Des « amours » dispendieux

Certains rêvent encore de revoir « Nos Amours » jouer à la balle contre les Phillies de Philadelphie, une bière dans une main, un hot-dog dans l’autre. Après tout, si Québec cherche à ravoir ses Nordiques, pourquoi Montréal ne retrouverait-elle pas ses Expos ?

Chronique Affaires : Des « amours » dispendieux
Photo : R. Remiorz / PC

On peut bien rêver ! Mais ça risque de rester un rêve pour ce qui est de l’avenir prévisible. À moins qu’un milliardaire ne soit disposé à perdre beaucoup d’argent ou qu’un conglomérat de médias n’éponge les pertes de l’équipe grâce aux revenus tirés de la diffusion des matchs sur sa chaîne sportive.

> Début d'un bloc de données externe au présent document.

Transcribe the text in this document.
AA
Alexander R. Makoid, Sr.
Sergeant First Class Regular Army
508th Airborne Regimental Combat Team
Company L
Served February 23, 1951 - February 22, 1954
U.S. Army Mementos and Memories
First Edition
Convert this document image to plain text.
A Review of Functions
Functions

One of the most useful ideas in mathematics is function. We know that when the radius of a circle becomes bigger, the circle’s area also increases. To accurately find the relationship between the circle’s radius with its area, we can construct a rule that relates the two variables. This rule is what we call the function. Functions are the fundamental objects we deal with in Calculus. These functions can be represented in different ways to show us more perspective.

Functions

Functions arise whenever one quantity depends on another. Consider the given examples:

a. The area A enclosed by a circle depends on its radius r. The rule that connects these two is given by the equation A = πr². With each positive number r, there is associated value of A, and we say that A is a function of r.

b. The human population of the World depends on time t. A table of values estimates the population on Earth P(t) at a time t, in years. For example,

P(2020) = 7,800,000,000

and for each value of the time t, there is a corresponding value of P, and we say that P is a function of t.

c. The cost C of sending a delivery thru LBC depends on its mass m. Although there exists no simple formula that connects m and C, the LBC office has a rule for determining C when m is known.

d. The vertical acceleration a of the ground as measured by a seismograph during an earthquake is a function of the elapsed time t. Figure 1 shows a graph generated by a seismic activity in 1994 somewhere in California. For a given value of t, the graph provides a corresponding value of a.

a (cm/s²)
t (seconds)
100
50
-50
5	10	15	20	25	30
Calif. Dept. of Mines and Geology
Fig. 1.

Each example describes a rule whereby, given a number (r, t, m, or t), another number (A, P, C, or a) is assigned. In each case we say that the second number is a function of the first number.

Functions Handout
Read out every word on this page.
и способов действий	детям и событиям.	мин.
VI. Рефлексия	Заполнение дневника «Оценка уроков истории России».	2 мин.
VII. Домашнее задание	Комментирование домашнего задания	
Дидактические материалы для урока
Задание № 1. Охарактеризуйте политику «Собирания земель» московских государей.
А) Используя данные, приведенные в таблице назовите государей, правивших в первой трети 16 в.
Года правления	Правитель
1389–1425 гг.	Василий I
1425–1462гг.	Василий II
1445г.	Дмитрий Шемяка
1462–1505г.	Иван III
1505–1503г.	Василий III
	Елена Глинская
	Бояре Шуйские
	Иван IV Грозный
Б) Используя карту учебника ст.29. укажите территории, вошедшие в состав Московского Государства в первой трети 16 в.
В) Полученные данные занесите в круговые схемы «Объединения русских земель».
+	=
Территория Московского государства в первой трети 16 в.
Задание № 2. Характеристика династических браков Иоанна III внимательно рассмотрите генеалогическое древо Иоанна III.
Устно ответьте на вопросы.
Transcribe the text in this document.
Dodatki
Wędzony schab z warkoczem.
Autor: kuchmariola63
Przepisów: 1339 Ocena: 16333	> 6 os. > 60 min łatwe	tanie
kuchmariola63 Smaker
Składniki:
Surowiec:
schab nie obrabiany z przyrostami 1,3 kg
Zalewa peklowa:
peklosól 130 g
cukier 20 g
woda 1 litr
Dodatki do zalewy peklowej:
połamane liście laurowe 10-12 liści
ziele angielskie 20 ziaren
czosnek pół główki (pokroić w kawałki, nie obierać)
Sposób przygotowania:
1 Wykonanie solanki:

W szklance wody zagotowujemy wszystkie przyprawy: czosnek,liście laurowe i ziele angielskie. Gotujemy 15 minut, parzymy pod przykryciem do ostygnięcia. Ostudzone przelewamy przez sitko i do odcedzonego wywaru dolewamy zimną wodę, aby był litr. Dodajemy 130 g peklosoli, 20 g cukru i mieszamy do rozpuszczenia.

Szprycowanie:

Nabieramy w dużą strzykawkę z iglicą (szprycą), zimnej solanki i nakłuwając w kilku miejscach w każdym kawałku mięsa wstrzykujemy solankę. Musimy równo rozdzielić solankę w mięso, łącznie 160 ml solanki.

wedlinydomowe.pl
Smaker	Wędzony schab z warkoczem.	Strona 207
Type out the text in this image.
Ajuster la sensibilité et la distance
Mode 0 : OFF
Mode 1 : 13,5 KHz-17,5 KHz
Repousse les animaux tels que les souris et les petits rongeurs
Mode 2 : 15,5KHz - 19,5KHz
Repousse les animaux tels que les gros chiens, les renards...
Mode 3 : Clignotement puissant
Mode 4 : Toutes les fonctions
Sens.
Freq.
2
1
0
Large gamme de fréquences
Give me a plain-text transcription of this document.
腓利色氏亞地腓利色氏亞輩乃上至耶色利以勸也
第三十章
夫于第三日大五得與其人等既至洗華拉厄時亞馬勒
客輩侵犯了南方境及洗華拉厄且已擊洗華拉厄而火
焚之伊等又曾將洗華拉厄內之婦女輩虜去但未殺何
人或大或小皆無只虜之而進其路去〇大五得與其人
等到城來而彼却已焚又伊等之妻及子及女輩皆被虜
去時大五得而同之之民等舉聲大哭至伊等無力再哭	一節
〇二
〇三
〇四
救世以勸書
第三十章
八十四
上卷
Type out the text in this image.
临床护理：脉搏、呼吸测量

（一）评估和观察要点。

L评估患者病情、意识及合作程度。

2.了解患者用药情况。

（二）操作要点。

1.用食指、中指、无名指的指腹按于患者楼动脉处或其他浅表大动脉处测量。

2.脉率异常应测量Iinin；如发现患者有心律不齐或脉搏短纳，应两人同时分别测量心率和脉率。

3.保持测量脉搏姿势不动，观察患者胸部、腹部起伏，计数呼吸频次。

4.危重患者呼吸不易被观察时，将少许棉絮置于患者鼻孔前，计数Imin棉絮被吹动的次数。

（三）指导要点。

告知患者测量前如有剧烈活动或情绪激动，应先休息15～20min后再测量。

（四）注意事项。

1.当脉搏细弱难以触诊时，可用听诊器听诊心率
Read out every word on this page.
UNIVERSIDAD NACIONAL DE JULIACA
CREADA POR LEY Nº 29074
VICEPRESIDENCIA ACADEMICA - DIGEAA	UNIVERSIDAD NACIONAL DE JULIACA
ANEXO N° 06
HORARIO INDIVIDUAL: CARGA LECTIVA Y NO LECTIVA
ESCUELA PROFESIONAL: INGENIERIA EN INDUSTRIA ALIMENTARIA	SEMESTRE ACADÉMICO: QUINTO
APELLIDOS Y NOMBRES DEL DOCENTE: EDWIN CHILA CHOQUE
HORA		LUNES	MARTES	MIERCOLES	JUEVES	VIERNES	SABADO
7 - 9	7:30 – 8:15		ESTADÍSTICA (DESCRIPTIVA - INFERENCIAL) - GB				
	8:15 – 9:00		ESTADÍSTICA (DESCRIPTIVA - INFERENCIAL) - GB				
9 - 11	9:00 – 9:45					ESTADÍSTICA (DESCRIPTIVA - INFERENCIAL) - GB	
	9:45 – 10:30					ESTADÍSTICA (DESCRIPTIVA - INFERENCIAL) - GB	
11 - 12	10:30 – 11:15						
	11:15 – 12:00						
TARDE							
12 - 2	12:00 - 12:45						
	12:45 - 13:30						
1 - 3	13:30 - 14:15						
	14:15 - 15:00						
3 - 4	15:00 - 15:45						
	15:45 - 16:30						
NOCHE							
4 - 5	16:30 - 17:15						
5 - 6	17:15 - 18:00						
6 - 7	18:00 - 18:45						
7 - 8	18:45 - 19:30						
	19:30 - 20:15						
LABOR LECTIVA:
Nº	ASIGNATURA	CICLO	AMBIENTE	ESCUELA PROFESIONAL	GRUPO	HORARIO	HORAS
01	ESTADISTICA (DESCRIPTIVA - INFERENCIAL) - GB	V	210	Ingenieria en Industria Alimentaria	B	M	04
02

Aux yeux de Mario Lefebvre, du Conference Board du Canada, ce sont là les deux seules options plausibles. « Si on veut une équipe rentable, il faudrait un club gagnant dont la masse salariale est élevée. Je ne suis pas sûr qu’on puisse se payer ça à Montréal », dit l’économiste, qui a récemment cosigné avec son collègue Glen Hodgson une étude sur le retour des Expos. Et ainsi donné une assise à la rumeur voulant qu’un groupe anonyme d’investisseurs souhaite récupérer la franchise.

« Montréal est une ville de base­ball, il n’y a aucun doute là-dessus », affirme Mario Lefebvre, qui déboulonne le mythe tenace selon lequel il n’y aurait pas assez d’amateurs dans la métropole. Une règle empirique utilisée par les économistes veut que l’on multiplie le nombre de parties à domicile (81) par le nombre moyen de spectateurs par match (30 000). Avec ses 3,5 millions d’habitants, la région de Montréal est assez peuplée, même en tenant compte des foules qu’attirent les Canadiens, les Alouettes et l’Impact.

Mieux : de 1979 à 1985, avec plus de 25 000 spectateurs, le Stade olympique accueillait 5 000 amateurs de plus en moyenne que les autres villes de la Ligue majeure de baseball. Ces années-là, les Expos gagnaient. Mais lorsqu’ils ont été moins compétitifs, la fréquentation a dégringolé. Moins de 10 000 spectateurs assistaient aux matchs dans les dernières années.

Il faut donc une équipe gagnante. Ou, du moins, qui a des chances de l’être. Et c’est là que le bât blesse, explique Mario Lefebvre. Pour cela, il faudrait consentir une rémunération qu’à peu près aucun groupe à Mont­réal ne peut offrir. Il n’y a pas de plafond salarial ferme au baseball, contrairement au hockey. Les Yankees de New York ont versé 203 millions de dollars en 2011 ! À Toronto, ville plus riche que Montréal, la masse salariale des Blue Jays est de 63 millions de dollars. Et l’équipe traîne en quatrième place.

En plus du prix d’achat de la franchise (les équipes les moins chères valent plus de 330 millions), il y aurait le coût d’un nouveau stade à ciel ouvert, pour stimuler l’intérêt et dans lequel vendre des loges d’entreprise au prix fort. Facture : 400, 500, 600 millions ? Qui en a les moyens ? À moins de faire payer la note avec des fonds publics, comme pour Quebecor et ses éventuels Nordiques.

Pour cela, il faut une forte pression populaire. Or, dans les rues de Montréal, il n’y a pas de défilé bleu-blanc-rouge ! Et le maire, Gérald Tremblay, ne se pense pas investi par son peuple d’une mission comme l’est celui de Québec, Régis Labeaume.

Même avec un stade financé par l’État, reste le problème récurrent de la masse salariale. À Toronto, Rogers (propriétaire de L’actua­lité) s’en tire avec les Blue Jays en faisant surtout des profits grâce à sa chaîne Sportsnet et aux produits dérivés. Ici, il n’y a que BCE et Quebecor qui pourraient tabler sur cette même convergence. Mais ces entreprises sont-elles disposées à investir des centaines de millions de dollars pour avoir « une équipe qui, de peine et de misère, serait parfois compétitive » ? demande Mario Lefebvre. Alors, à qui la chance de perdre des millions ?

ET ENCORE

L’affluence aux matchs des Expos a atteint son sommet en 1983, avec une moyenne de 28 650 spectateurs. Le creux est survenu en 2001, avec 7 935 spectateurs. L’équipe a quitté Montréal en 2004, 35 ans après son arrivée.